Et je reconnais que le conseil et la formation à l’empathie ont une place dans le changement de comportement des hommes.
Mais quel impact le fait de confondre un comportement possiblement illégal ou inapproprié avec la maladie mentale a-t-il sur les efforts visant à changer les attitudes de la communauté envers ceux qui vivent avec des problèmes de santé mentale?
Il serait profondément troublant que le message à retenir de ces événements par le public soit de tracer une ligne directe entre la maladie mentale et les comportements antisociaux.
Un Australien sur cinq souffrira d’un problème de santé mentale au cours d’une année donnée.
En tant que l’un d’entre eux, je peux affirmer avec confiance que mon anxiété ou ma dépression ne m’a jamais amené à agir d’une manière si ouvertement offensante qu’elle m’obligerait à présenter des excuses publiques et à faire face à des appels pour quitter mon emploi en disgrâce.
En attribuant ce type de comportement à des problèmes de santé mentale, nous légitimons la stigmatisation en perpétuant le mythe selon lequel les personnes vivant avec de telles conditions représentent un risque pour la société et n’ont aucun contrôle sur leurs actions.
Et cela ne tient pas compte d’une dure réalité – que les personnes souffrant de maladie mentale sont loin plus susceptibles d’être victimes d’actes criminels que les auteurs.
Ce n’est pas la seule idée fausse sur la santé mentale qui a été colportée au cours du débat public plus large et très déclencheur sur les agressions sexuelles et le traitement des femmes.
Un point bas a été la publication d’extraits de journal personnel d’une femme qui prétendait avoir été violée à 16 ans en 1988 par l’ancien procureur général australien Christian Porter alors qu’il avait 17 ans – une affirmation qu’il nie catégoriquement. La femme se serait suicidée l’an dernier.
Les entrées du journal étaient accompagnées d’une annulation de la part de journalistes – dont l’un était ouvert sur le fait qu’il était un ami personnel proche de Porter – suggérant que certains avaient supposé que l’expérience de la plaignante du trouble bipolaire signifiait qu’elle aurait pu imaginer être violée.

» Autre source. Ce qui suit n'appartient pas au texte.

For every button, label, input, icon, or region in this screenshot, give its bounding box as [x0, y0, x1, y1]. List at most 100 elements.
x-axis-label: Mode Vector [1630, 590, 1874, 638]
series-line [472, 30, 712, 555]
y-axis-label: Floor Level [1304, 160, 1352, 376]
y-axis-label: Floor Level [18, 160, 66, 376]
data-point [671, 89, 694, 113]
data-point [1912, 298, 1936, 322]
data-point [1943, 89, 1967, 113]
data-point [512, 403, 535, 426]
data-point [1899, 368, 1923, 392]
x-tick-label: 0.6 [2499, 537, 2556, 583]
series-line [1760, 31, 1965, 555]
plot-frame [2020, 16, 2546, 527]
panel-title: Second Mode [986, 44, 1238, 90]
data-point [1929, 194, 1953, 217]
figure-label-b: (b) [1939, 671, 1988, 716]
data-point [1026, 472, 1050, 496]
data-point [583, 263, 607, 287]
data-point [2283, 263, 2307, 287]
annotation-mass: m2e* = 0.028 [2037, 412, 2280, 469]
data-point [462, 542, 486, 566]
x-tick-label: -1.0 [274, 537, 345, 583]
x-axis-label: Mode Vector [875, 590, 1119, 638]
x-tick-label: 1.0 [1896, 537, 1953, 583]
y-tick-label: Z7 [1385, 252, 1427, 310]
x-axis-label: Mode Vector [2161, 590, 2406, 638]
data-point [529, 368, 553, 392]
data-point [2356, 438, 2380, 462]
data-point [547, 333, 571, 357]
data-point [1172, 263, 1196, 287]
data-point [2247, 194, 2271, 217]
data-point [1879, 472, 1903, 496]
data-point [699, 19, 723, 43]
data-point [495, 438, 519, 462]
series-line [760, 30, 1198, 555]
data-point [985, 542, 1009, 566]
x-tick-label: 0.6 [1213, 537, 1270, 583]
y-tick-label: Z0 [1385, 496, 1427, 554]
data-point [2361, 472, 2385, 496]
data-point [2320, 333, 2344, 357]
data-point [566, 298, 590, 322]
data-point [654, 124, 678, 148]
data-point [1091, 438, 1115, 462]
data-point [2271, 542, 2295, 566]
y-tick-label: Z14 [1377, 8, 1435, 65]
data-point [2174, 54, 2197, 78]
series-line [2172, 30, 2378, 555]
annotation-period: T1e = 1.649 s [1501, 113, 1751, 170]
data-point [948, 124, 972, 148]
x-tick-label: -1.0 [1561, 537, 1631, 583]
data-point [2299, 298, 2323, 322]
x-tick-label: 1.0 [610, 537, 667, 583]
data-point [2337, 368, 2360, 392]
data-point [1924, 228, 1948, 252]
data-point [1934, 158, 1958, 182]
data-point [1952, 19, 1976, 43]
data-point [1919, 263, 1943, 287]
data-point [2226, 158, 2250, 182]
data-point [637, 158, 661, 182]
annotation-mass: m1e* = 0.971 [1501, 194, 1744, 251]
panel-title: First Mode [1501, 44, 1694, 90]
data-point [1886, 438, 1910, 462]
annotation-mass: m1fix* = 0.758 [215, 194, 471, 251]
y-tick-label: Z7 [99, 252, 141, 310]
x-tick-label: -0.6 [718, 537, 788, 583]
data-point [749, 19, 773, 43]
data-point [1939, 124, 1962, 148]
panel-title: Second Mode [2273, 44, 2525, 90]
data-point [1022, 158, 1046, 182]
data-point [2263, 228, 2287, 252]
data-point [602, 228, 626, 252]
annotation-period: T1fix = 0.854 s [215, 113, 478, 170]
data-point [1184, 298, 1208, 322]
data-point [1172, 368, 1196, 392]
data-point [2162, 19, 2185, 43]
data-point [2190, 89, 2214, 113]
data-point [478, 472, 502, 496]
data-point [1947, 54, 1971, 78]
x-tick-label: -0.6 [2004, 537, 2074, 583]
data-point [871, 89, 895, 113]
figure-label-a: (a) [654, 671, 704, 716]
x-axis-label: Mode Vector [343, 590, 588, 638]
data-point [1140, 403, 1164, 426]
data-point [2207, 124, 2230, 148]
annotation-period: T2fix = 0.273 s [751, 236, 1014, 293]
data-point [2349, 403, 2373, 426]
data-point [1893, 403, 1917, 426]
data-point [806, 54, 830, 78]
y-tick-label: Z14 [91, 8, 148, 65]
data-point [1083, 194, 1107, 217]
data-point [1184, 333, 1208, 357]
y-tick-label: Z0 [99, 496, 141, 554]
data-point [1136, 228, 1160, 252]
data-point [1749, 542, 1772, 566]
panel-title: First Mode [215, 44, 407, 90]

Il a ensuite invité les lecteurs à «juger par eux-mêmes» de la véracité de son récit.
L’article a incité l’organisation caritative nationale de santé mentale Sane Australia à publier un déclaration qualifiant la publication de The Australian de «stigmatisante, nuisible et offensante».
Ils ont dit que cela rappelait aux personnes qui ont vécu des problèmes de santé mentale, des traumatismes ou de la détresse de voir leur expérience invalidée en raison de leur maladie mentale.
« … leur [journalists’] la suggestion que le grand public devrait la juger sur la base de son expérience de la maladie mentale échoue à tous les tests éthiques », a déclaré la PDG de Sane, Rachel Green.
Cette militarisation de la maladie mentale a rendu une période traumatisante encore plus pénible pour de nombreuses personnes aux prises avec des problèmes de santé mentale.
Lifeline a connu le volume d’appels le plus élevé de son histoire dans les jours qui ont suivi l’histoire du viol présumé de Brittany Higgins au Parlement.
Cela m’a fait réfléchir sur le contenu de mes propres journaux, que je tiens depuis 2014 dans le cadre de ma thérapie.
Ces journaux intimes sont un espace sûr pour vider mes peurs et m’empêcher de tomber dans les terriers sombres où mon esprit m’abat parfois. Mais s’ils devaient être lus par d’autres, je suis sûr que je pourrais être perçu comme «instable». Cela rend-il mon expérience vécue moins crédible? Cela fait-il de moi un risque pour la société?
C’est le danger d’utiliser la maladie mentale comme un ballon de football politique.
Il envoie un message clair aux personnes qui luttent pour dire qu’elles sont fondamentalement endommagées.
C’est un message qui peut coûter des vies.